I don't think of myself as a packrat, but I have a few things that I've held onto through a number of moves and a house fire, things that have gone from being "new" to being "vintage" and from being "old" to being "antique". The beaded butterfly on black silk is close to a hundred years old now, so I guess it's entering the realm of "antique". It belonged to my late father-in-law's mother, Ida Zipkin, known to my husband and me as "Bubbe". There are four beaded butterflies on a strip of black silk that must have been attached to a dress. When I was younger, I thought it must have been part of a flapper's dress, but now I wonder if it might have been worn for mourning. You know, with the butterfly being a symbol of the soul and transformation and all.

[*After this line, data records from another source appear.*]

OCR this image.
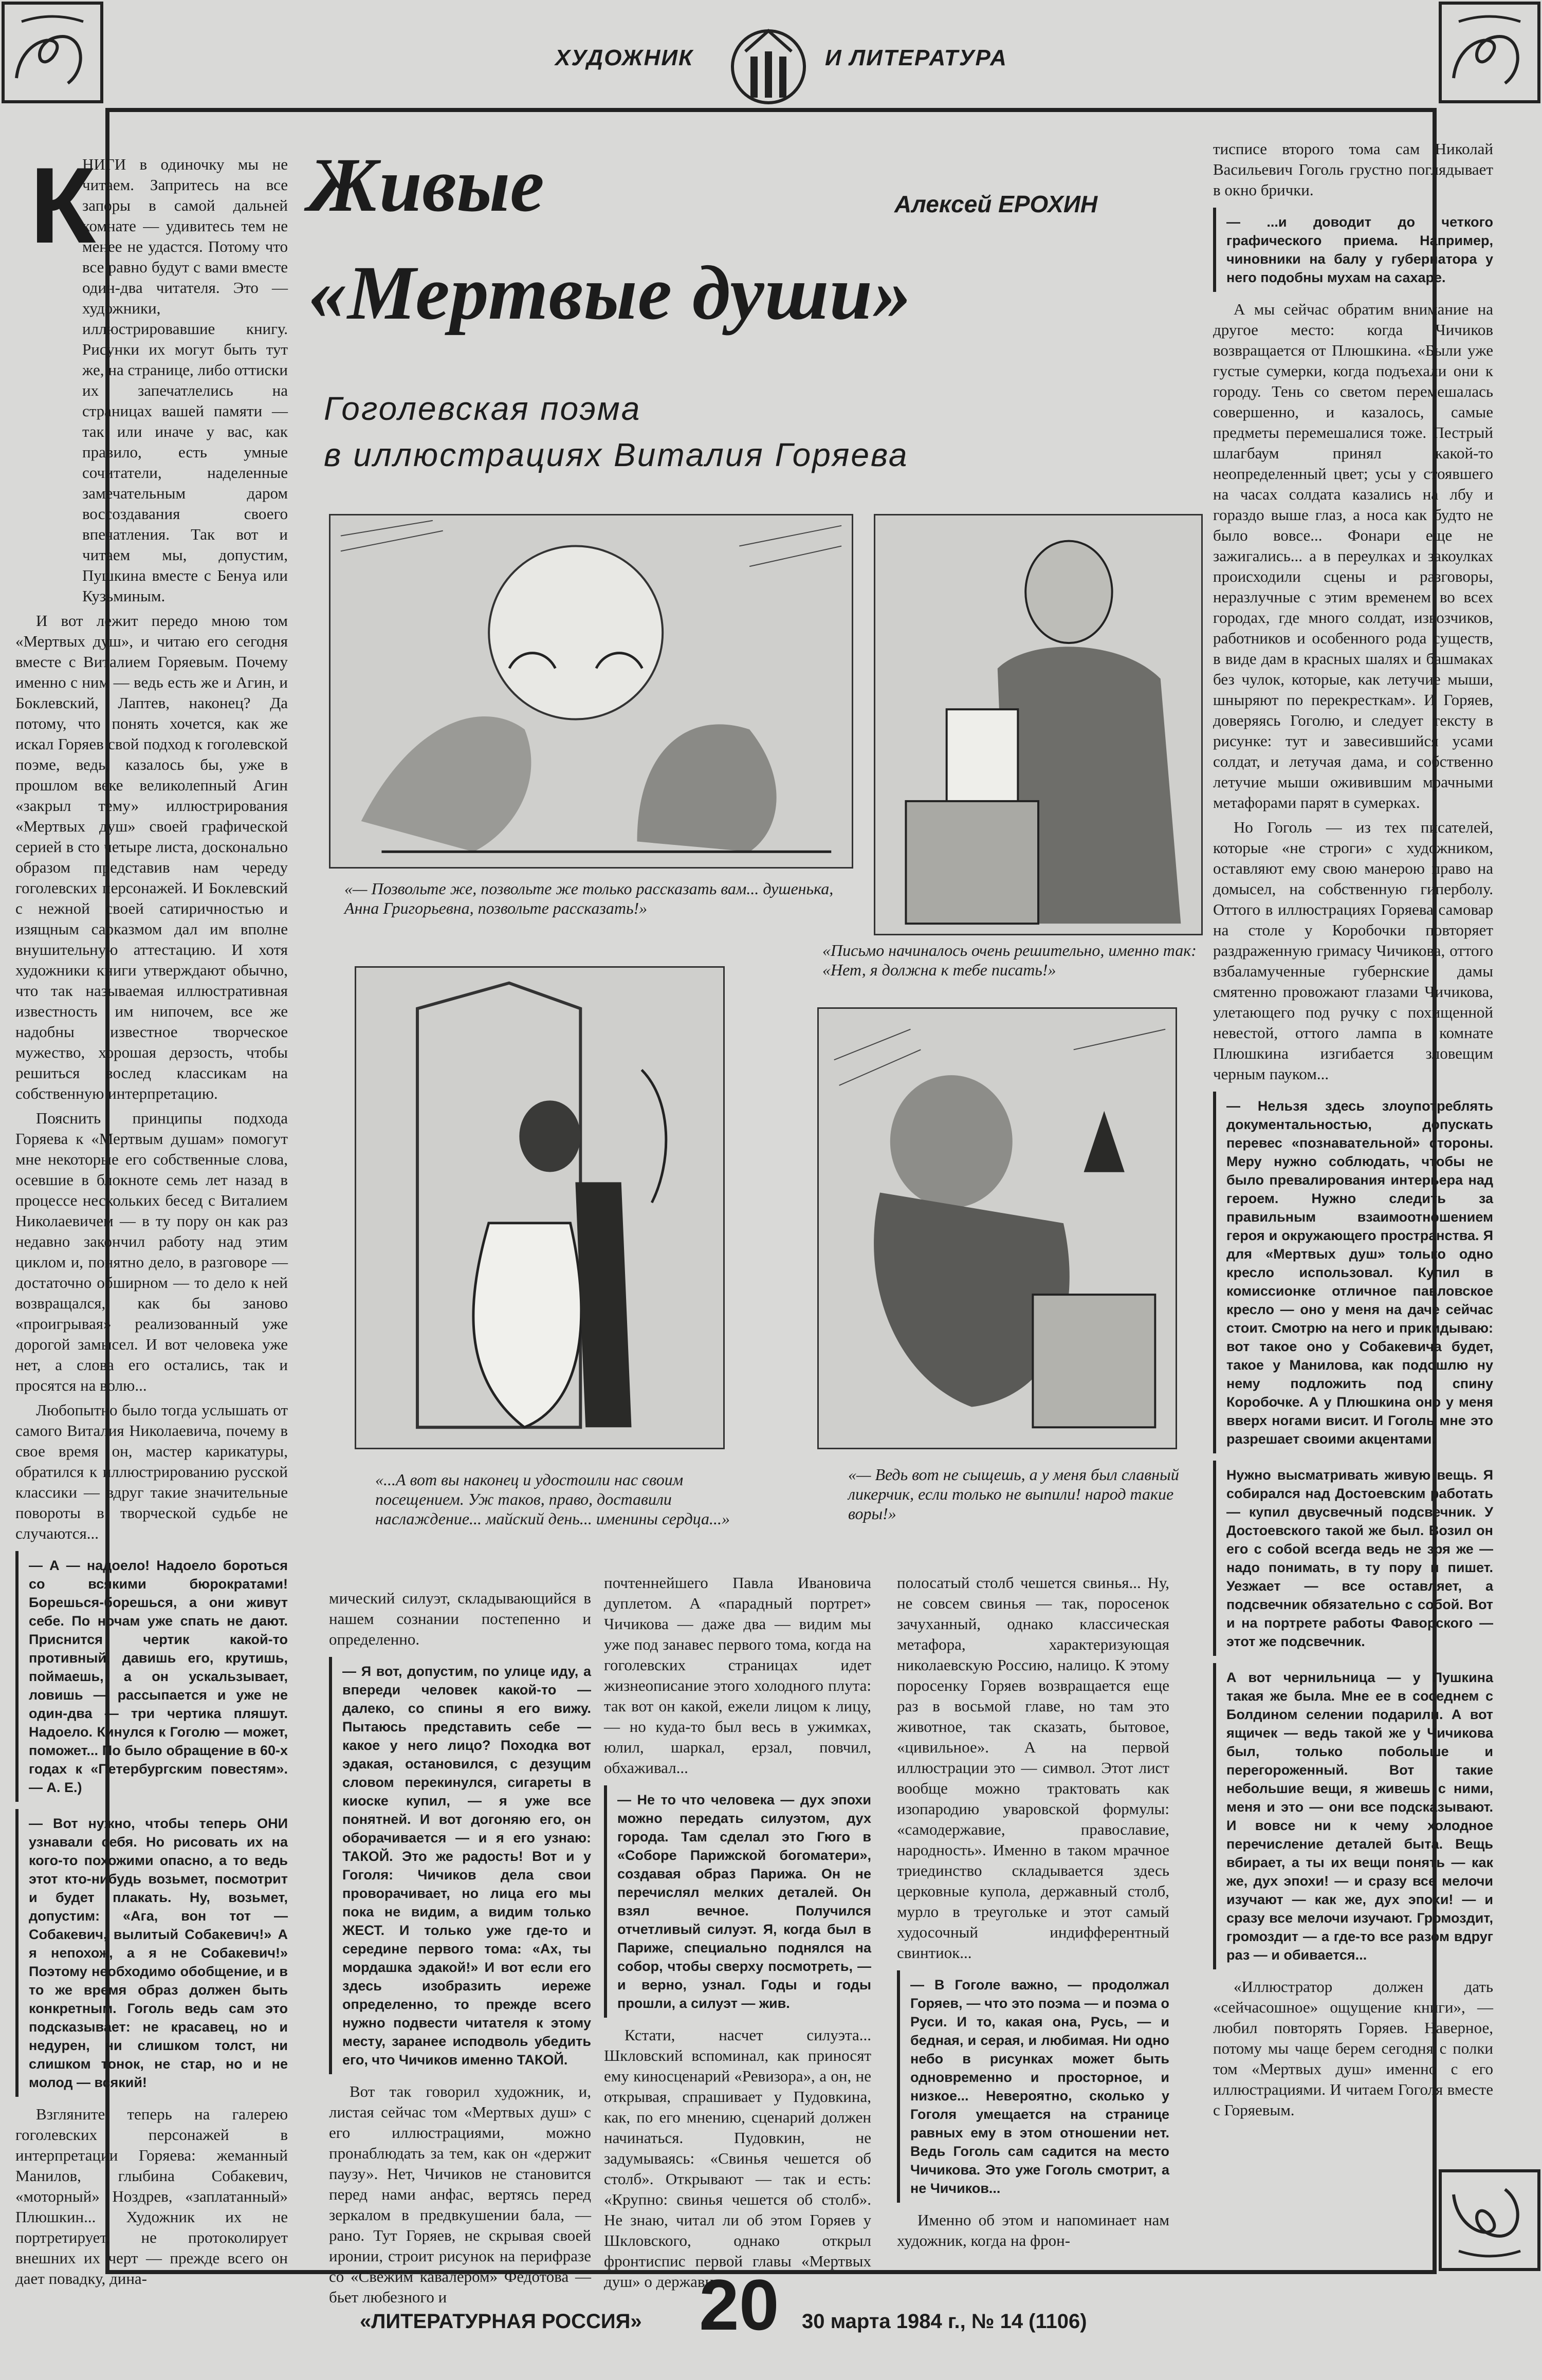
ХУДОЖНИК	И ЛИТЕРАТУРА
К	Живые
«Мертвые души»
Алексей ЕРОХИН
Гоголевская поэма
в иллюстрациях Виталия Горяева

НИГИ в одиночку мы не читаем. Запритесь на все запоры в самой дальней комнате — удивитесь тем не менее не удастся. Потому что все равно будут с вами вместе один-два читателя. Это — художники, иллюстрировавшие книгу. Рисунки их могут быть тут же, на странице, либо оттиски их запечатлелись на страницах вашей памяти — так или иначе у вас, как правило, есть умные сочитатели, наделенные замечательным даром воссоздавания своего впечатления. Так вот и читаем мы, допустим, Пушкина вместе с Бенуа или Кузьминым.

И вот лежит передо мною том «Мертвых душ», и читаю его сегодня вместе с Виталием Горяевым. Почему именно с ним — ведь есть же и Агин, и Боклевский, Лаптев, наконец? Да потому, что понять хочется, как же искал Горяев свой подход к гоголевской поэме, ведь, казалось бы, уже в прошлом веке великолепный Агин «закрыл тему» иллюстрирования «Мертвых душ» своей графической серией в сто четыре листа, досконально образом представив нам череду гоголевских персонажей. И Боклевский с нежной своей сатиричностью и изящным сарказмом дал им вполне внушительную аттестацию. И хотя художники книги утверждают обычно, что так называемая иллюстративная известность им нипочем, все же надобны известное творческое мужество, хорошая дерзость, чтобы решиться вослед классикам на собственную интерпретацию.

Пояснить принципы подхода Горяева к «Мертвым душам» помогут мне некоторые его собственные слова, осевшие в блокноте семь лет назад в процессе нескольких бесед с Виталием Николаевичем — в ту пору он как раз недавно закончил работу над этим циклом и, понятно дело, в разговоре — достаточно обширном — то дело к ней возвращался, как бы заново «проигрывая» реализованный уже дорогой замысел. И вот человека уже нет, а слова его остались, так и просятся на волю...

Любопытно было тогда услышать от самого Виталия Николаевича, почему в свое время он, мастер карикатуры, обратился к иллюстрированию русской классики — вдруг такие значительные повороты в творческой судьбе не случаются...

— А — надоело! Надоело бороться со всякими бюрократами! Борешься-борешься, а они живут себе. По ночам уже спать не дают. Приснится чертик какой-то противный, давишь его, крутишь, поймаешь, а он ускальзывает, ловишь — рассыпается и уже не один-два — три чертика пляшут. Надоело. Кинулся к Гоголю — может, поможет... По было обращение в 60-х годах к «Петербургским повестям». — А. Е.)

— Вот нужно, чтобы теперь ОНИ узнавали себя. Но рисовать их на кого-то похожими опасно, а то ведь этот кто-нибудь возьмет, посмотрит и будет плакать. Ну, возьмет, допустим: «Ага, вон тот — Собакевич, вылитый Собакевич!» А я непохож, а я не Собакевич!» Поэтому необходимо обобщение, и в то же время образ должен быть конкретным. Гоголь ведь сам это подсказывает: не красавец, но и недурен, ни слишком толст, ни слишком тонок, не стар, но и не молод — всякий!

Взгляните теперь на галерею гоголевских персонажей в интерпретации Горяева: жеманный Манилов, глыбина Собакевич, «моторный» Ноздрев, «заплатанный» Плюшкин... Художник их не портретирует, не протоколирует внешних их черт — прежде всего он дает повадку, дина-

«— Позвольте же, позвольте же только рассказать вам... душенька, Анна Григорьевна, позвольте рассказать!»
«Письмо начиналось очень решительно, именно так: «Нет, я должна к тебе писать!»
«...А вот вы наконец и удостоили нас своим посещением. Уж таков, право, доставили наслаждение... майский день... именины сердца...»
«— Ведь вот не сыщешь, а у меня был славный ликерчик, если только не выпили! народ такие воры!»

мический силуэт, складывающийся в нашем сознании постепенно и определенно.

— Я вот, допустим, по улице иду, а впереди человек какой-то — далеко, со спины я его вижу. Пытаюсь представить себе — какое у него лицо? Походка вот эдакая, остановился, с дезущим словом перекинулся, сигареты в киоске купил, — я уже все понятней. И вот догоняю его, он оборачивается — и я его узнаю: ТАКОЙ. Это же радость! Вот и у Гоголя: Чичиков дела свои проворачивает, но лица его мы пока не видим, а видим только ЖЕСТ. И только уже где-то и середине первого тома: «Ах, ты мордашка эдакой!» И вот если его здесь изобразить иереже определенно, то прежде всего нужно подвести читателя к этому месту, заранее исподволь убедить его, что Чичиков именно ТАКОЙ.

Вот так говорил художник, и, листая сейчас том «Мертвых душ» с его иллюстрациями, можно пронаблюдать за тем, как он «держит паузу». Нет, Чичиков не становится перед нами анфас, вертясь перед зеркалом в предвкушении бала, — рано. Тут Горяев, не скрывая своей иронии, строит рисунок на перифразе со «Свежим кавалером» Федотова — бьет любезного и

почтеннейшего Павла Ивановича дуплетом. А «парадный портрет» Чичикова — даже два — видим мы уже под занавес первого тома, когда на гоголевских страницах идет жизнеописание этого холодного плута: так вот он какой, ежели лицом к лицу, — но куда-то был весь в ужимках, юлил, шаркал, ерзал, повчил, обхаживал...

— Не то что человека — дух эпохи можно передать силуэтом, дух города. Там сделал это Гюго в «Соборе Парижской богоматери», создавая образ Парижа. Он не перечислял мелких деталей. Он взял вечное. Получился отчетливый силуэт. Я, когда был в Париже, специально поднялся на собор, чтобы сверху посмотреть, — и верно, узнал. Годы и годы прошли, а силуэт — жив.

Кстати, насчет силуэта... Шкловский вспоминал, как приносят ему киносценарий «Ревизора», а он, не открывая, спрашивает у Пудовкина, как, по его мнению, сценарий должен начинаться. Пудовкин, не задумываясь: «Свинья чешется об столб». Открывают — так и есть: «Крупно: свинья чешется об столб». Не знаю, читал ли об этом Горяев у Шкловского, однако открыл фронтиспис первой главы «Мертвых душ» о державно-

полосатый столб чешется свинья... Ну, не совсем свинья — так, поросенок зачуханный, однако классическая метафора, характеризующая николаевскую Россию, налицо. К этому поросенку Горяев возвращается еще раз в восьмой главе, но там это животное, так сказать, бытовое, «цивильное». А на первой иллюстрации это — символ. Этот лист вообще можно трактовать как изопародию уваровской формулы: «самодержавие, православие, народность». Именно в таком мрачное триединство складывается здесь церковные купола, державный столб, мурло в треугольке и этот самый худосочный индифферентный свинтиок...

— В Гоголе важно, — продолжал Горяев, — что это поэма — и поэма о Руси. И то, какая она, Русь, — и бедная, и серая, и любимая. Ни одно небо в рисунках может быть одновременно и просторное, и низкое... Невероятно, сколько у Гоголя умещается на странице равных ему в этом отношении нет. Ведь Гоголь сам садится на место Чичикова. Это уже Гоголь смотрит, а не Чичиков...

Именно об этом и напоминает нам художник, когда на фрон-

тисписе второго тома сам Николай Васильевич Гоголь грустно поглядывает в окно брички.

— ...и доводит до четкого графического приема. Например, чиновники на балу у губернатора у него подобны мухам на сахаре.

А мы сейчас обратим внимание на другое место: когда Чичиков возвращается от Плюшкина. «Были уже густые сумерки, когда подъехали они к городу. Тень со светом перемешалась совершенно, и казалось, самые предметы перемешалися тоже. Пестрый шлагбаум принял какой-то неопределенный цвет; усы у стоявшего на часах солдата казались на лбу и гораздо выше глаз, а носа как будто не было вовсе... Фонари еще не зажигались... а в переулках и закоулках происходили сцены и разговоры, неразлучные с этим временем во всех городах, где много солдат, извозчиков, работников и особенного рода существ, в виде дам в красных шалях и башмаках без чулок, которые, как летучие мыши, шныряют по перекресткам». И Горяев, доверяясь Гоголю, и следует тексту в рисунке: тут и завесившийся усами солдат, и летучая дама, и собственно летучие мыши оживившим мрачными метафорами парят в сумерках.

Но Гоголь — из тех писателей, которые «не строги» с художником, оставляют ему свою манерою право на домысел, на собственную гиперболу. Оттого в иллюстрациях Горяева самовар на столе у Коробочки повторяет раздраженную гримасу Чичикова, оттого взбаламученные губернские дамы смятенно провожают глазами Чичикова, улетающего под ручку с похищенной невестой, оттого лампа в комнате Плюшкина изгибается зловещим черным пауком...

— Нельзя здесь злоупотреблять документальностью, допускать перевес «познавательной» стороны. Меру нужно соблюдать, чтобы не было превалирования интерьера над героем. Нужно следить за правильным взаимоотношением героя и окружающего пространства. Я для «Мертвых душ» только одно кресло использовал. Купил в комиссионке отличное павловское кресло — оно у меня на даче сейчас стоит. Смотрю на него и прикидываю: вот такое оно у Собакевича будет, такое у Манилова, как подошлю ну нему подложить под спину Коробочке. А у Плюшкина оно у меня вверх ногами висит. И Гоголь мне это разрешает своими акцентами.

Нужно высматривать живую вещь. Я собирался над Достоевским работать — купил двусвечный подсвечник. У Достоевского такой же был. Возил он его с собой всегда ведь не зря же — надо понимать, в ту пору и пишет. Уезжает — все оставляет, а подсвечник обязательно с собой. Вот и на портрете работы Фаворского — этот же подсвечник.

А вот чернильница — у Пушкина такая же была. Мне ее в соседнем с Болдином селении подарили. А вот ящичек — ведь такой же у Чичикова был, только побольше и перегороженный. Вот такие небольшие вещи, я живешь с ними, меня и это — они все подсказывают. И вовсе ни к чему холодное перечисление деталей быта. Вещь вбирает, а ты их вещи понять — как же, дух эпохи! — и сразу все мелочи изучают — как же, дух эпохи! — и сразу все мелочи изучают. Громоздит, громоздит — а где-то все разом вдруг раз — и обивается...

«Иллюстратор должен дать «сейчасошное» ощущение книги», — любил повторять Горяев. Наверное, потому мы чаще берем сегодня с полки том «Мертвых душ» именно с его иллюстрациями. И читаем Гоголя вместе с Горяевым.

«ЛИТЕРАТУРНАЯ РОССИЯ» 20 30 марта 1984 г., № 14 (1106)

Bubbe came to the US from Odessa as a teenager in the first quarter of the 20th century. Whether that dress was part of her belongings or she acquired it here, I just don't know. Maybe she just had that piece of silk trim and never actually wore it on a dress. There's no one left of her generation - or of my father-in-law's for that matter - to ask. His family had been in the dress business and when I started making my own clothes in the late sixties, he gave me this remnant because he knew I would appreciate and treasure it. And so I have.
I used one butterfly on an Altoid box shrine to celebrate my becoming a crone, but it was also to celebrate Bubbe, who had died a few years before in Miami Beach at the age of 94.
I wanted to use another of the butterflies to make an amulet pouch. It's sewn to a piece of backing fabric so there is minimal stress on the very fragile silk, but I think that it's too delicate to consider seliing. And maybe too personal as well.
The weight of the hanging elements is all on the copper cross piece and the backing fabric. I padded it lightly and enclosed a wrapped crystal point from my ancestor altar. There's also a little pocket on the back to hold something tiny.
I like the contrast of the lime green beads and embroidery thread with the black silk and beads. Death and rebirth. It feels right.
2 comments:
Enjoyable Bubbe story and very nice memorial pieces.
Truly lovely pieces loaded with emotion.